2) o óbice colocado pelo parecer técnico da Funai para o empreendimento no interior da terra indígena Waimiri Atroari fosse devidamente considerado pelo Ibama, tendo em vista a relevância dos impactos identificados no caso da autorização da linha de transmissão Manaus-Boa Vista;

3) nos momentos críticos de autorizações dos licenciamentos houvesse um esforço político efetivo do governo para garantir medidas governamentais como o próprio fortalecimento da Funai na região de Altamira e a garantia da posse plena das terras indígenas afetadas, a exemplo da homologação da terra indígena Cachoeira Seca; e

4) que o direito de consulta aos povos indígenas não fosse reiteradamente invisibilizado pelo Estado brasileiro.

No caso Waimiri, além do processo de consulta não ter sido nem prévio nem pacifico, todo o processo de autorização da Linha trouxe à tona o conflito advindo da construção da BR 174. Foi no processo desse empreendimento, ocorrido na década de 70, que aquele povo foi quase dizimado.
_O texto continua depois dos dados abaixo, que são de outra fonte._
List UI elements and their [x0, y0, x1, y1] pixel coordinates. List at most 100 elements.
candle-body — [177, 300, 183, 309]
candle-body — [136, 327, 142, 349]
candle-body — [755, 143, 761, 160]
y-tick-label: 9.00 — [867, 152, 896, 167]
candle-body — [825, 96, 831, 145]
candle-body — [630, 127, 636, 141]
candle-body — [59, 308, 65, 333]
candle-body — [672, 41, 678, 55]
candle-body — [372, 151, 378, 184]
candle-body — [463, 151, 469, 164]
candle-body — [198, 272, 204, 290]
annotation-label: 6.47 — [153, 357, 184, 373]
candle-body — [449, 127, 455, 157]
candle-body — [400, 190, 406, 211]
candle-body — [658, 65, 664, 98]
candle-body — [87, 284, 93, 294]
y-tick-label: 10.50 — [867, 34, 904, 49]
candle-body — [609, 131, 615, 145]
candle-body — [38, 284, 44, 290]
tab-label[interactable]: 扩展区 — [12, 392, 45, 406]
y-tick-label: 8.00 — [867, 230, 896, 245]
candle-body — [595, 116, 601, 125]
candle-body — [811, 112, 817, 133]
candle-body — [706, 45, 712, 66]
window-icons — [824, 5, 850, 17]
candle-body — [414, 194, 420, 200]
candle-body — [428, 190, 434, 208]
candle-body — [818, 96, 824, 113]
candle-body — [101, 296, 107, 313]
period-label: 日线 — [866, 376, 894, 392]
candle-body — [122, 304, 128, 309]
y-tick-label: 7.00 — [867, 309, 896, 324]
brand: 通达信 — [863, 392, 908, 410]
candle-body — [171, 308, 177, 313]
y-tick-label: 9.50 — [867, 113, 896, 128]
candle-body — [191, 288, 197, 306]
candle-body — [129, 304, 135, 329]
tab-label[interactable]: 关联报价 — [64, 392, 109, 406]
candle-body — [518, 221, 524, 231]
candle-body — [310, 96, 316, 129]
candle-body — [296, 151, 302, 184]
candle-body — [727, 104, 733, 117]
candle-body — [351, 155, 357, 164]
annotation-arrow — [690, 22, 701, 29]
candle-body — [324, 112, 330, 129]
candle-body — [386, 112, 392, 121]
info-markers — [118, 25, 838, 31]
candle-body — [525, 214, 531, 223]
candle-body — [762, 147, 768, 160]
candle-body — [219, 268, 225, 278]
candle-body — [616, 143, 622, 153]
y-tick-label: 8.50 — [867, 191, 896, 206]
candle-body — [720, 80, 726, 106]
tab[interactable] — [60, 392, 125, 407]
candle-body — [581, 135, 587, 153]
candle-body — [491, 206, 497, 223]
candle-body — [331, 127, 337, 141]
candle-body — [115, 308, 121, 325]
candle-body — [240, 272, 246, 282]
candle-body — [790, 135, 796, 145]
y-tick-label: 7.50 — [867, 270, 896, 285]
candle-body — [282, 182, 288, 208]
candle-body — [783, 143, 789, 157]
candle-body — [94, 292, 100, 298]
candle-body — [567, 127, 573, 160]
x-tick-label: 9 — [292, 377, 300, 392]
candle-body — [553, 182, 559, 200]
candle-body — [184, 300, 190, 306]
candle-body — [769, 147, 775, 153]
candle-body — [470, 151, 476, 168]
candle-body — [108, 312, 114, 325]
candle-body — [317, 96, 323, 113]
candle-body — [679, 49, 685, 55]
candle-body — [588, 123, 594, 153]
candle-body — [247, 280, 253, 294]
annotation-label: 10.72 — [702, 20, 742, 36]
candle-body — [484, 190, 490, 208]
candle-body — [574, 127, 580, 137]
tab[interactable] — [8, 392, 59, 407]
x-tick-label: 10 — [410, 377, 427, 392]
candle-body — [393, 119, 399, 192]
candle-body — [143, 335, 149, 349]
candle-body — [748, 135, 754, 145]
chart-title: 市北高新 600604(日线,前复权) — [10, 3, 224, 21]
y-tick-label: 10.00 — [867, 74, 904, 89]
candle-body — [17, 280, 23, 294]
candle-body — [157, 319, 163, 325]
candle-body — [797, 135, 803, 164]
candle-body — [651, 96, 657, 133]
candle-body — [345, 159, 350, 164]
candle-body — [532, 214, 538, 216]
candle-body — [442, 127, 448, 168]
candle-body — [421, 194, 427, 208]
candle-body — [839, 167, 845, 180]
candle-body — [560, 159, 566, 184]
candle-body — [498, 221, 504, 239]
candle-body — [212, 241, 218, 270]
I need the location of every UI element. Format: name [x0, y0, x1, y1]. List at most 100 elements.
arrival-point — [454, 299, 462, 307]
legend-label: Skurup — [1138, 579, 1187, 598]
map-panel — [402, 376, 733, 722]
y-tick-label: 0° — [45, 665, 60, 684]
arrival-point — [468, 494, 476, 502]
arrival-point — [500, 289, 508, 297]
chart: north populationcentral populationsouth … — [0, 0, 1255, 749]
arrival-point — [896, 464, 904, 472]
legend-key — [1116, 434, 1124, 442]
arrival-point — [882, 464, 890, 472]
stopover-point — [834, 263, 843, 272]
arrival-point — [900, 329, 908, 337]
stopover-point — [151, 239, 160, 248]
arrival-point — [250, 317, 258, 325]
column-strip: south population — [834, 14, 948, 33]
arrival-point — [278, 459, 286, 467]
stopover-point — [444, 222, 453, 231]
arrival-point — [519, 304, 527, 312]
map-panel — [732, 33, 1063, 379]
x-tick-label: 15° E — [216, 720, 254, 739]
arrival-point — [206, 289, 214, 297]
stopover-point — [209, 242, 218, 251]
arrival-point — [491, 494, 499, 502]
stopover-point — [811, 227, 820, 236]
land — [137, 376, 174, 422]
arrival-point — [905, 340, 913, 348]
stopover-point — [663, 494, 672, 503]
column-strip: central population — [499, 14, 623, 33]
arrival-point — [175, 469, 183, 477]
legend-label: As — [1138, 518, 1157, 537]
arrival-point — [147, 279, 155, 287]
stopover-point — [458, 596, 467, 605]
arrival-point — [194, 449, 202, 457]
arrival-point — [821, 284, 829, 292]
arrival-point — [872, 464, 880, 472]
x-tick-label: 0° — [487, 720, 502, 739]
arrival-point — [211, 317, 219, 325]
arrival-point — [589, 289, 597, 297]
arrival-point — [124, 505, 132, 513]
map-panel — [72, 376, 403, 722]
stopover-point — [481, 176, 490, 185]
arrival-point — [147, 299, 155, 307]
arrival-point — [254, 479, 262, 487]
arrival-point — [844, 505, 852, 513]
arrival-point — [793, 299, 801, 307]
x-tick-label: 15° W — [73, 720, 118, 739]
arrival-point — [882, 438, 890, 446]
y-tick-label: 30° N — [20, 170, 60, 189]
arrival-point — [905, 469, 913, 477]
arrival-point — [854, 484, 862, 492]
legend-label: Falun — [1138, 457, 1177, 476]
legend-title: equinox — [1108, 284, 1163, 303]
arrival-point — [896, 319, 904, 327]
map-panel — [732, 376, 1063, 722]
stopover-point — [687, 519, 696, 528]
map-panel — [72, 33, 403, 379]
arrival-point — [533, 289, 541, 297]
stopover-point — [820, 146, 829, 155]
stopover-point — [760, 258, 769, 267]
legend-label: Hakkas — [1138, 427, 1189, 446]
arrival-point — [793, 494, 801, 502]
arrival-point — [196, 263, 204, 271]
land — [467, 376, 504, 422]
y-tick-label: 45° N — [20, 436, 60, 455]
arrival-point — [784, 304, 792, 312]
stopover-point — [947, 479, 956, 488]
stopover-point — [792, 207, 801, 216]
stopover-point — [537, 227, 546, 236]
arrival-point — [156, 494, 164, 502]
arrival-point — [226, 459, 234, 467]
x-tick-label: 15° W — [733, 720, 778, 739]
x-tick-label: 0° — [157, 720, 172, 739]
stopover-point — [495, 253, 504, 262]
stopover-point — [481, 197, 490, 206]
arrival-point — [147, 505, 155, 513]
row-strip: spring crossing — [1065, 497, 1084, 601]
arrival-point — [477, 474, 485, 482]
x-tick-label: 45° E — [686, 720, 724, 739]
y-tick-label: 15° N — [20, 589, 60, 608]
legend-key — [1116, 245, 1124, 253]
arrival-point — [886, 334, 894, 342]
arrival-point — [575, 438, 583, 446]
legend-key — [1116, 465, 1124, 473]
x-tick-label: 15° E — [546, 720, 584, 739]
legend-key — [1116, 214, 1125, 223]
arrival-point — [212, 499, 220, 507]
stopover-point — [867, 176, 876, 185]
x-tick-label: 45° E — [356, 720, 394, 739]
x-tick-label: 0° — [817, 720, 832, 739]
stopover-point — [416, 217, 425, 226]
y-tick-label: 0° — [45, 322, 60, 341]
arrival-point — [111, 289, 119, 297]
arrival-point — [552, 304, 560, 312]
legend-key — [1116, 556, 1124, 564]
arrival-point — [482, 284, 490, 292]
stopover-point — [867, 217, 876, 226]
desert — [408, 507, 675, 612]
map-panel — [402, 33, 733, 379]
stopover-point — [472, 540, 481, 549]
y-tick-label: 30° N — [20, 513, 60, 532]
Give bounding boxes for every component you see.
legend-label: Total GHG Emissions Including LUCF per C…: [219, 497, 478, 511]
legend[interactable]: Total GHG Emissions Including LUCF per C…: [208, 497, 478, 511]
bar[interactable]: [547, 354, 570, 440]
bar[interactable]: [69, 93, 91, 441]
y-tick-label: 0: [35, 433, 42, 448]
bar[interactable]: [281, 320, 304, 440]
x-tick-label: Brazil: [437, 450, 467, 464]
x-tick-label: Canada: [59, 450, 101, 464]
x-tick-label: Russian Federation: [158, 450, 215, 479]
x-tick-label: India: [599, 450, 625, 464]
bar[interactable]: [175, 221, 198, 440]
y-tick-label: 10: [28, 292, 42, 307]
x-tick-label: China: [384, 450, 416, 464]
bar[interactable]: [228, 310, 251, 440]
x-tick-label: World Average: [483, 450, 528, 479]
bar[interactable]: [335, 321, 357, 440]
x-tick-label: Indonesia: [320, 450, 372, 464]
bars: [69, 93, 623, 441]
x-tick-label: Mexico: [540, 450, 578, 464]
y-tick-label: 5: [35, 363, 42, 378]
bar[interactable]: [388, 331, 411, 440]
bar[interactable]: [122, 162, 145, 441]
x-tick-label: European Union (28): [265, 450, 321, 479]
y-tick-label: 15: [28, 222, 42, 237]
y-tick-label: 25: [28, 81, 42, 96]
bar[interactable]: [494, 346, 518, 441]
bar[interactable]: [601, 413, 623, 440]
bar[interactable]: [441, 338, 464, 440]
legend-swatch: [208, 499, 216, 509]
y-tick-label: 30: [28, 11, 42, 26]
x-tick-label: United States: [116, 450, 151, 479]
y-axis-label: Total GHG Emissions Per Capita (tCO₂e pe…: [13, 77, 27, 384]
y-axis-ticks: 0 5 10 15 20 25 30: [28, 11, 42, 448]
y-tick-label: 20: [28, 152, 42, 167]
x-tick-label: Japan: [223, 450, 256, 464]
Até hoje os Waimiri Atroari se recuperam dessa ação brutal do Estado Brasileiro. O relatório da Comissão Nacional da Verdade sobre os Waimiri Atroari e sobre a BR 174 relata como esse povo (e outros) conheceu de perto as práticas da ditadura e ainda convive com esse medo.

O governo brasileiro, a partir da pressão exercida sobre a Funai e seus servidores, sobre os indígenas e respaldando-se em decisões tomadas a partir de critérios estritamente políticos reproduz, em 2015, o temor que ainda está no cotidiano coletivo dos Waimiri Atroari (e outros): o de que eles são inimigos e precisam ser “eliminados”. Apesar da Presidenta da República ser uma das porta-vozes para que aquele tempo não volte mais, percebe-se que, sob seu comando, interesses econômicos e partidários prevalecem em detrimento dos direitos humanos dos povos indígenas. No Brasil, preocupantemente, os povos indígenas ainda são vistos como um obstáculo para o país, ou, pelo menos, para alguns políticos.